One of my favorite things about New York is how you can walk by the same spot 99 times and the 100th time notice some small new detail. A perfect example is the small, barely noticeable works of street art by “Space Invader.” Bridging the gap between graffiti and mosaic, antiquity and technology these little pieces can be seen on the Williamsburg Bridge and around Chelsea, among a handful of other spots in New York. The works themselves are small mosaics mounted in publicly viewable places and are usually composed of one-inch square tiles depicting the pixilated aliens from the old school Atari game ‘Space Invaders.”
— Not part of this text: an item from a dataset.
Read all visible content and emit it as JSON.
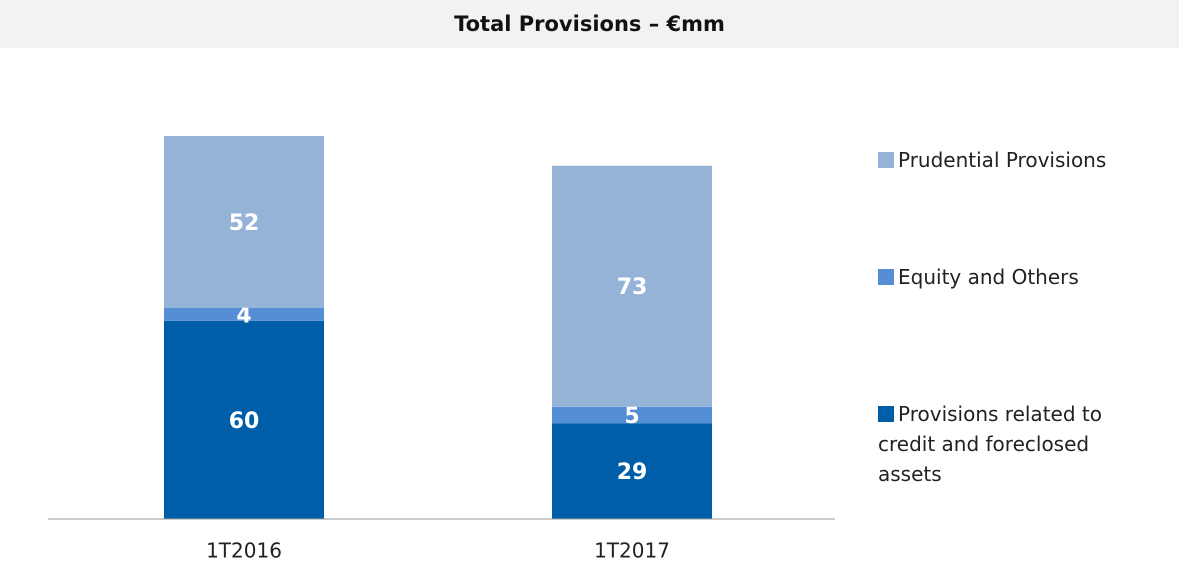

A trip out to see one may better experience the phenomenon. I recommend the one at 21st Street and Eleventh Avenue, on the south-east corner. There you’ll find a light blue alien on the foundation, easy to miss if you aren’t looking. The artist has placed many of his works in similarly overlooked spots, while others are outrageously placed enough to inspire the thought “how’d he do that?”
The “hard-to-find” works are like a little secret that the wall and the viewer share — a joke played on the serious New York art world or a prank on the side of an historic Chelsea landmark done up with period trimmings. And no one really seems to mind that they’re there. Unlike most graffiti — treated more as a crime than art — these little works aren’t as readily torn down or removed.
Space Invader has “attacked” some 25 cities including Paris, London, Tokyo even Dhaka, Bangladesh. Each invasion is an ongoing process, with the oldest (in Paris) eight years in the making. The artist has said that while he is not “at war” with the cities he invades, he considers his work an attack in the more abstract sense, infiltrating each locale, as idiosyncrasy rather than a nuisance.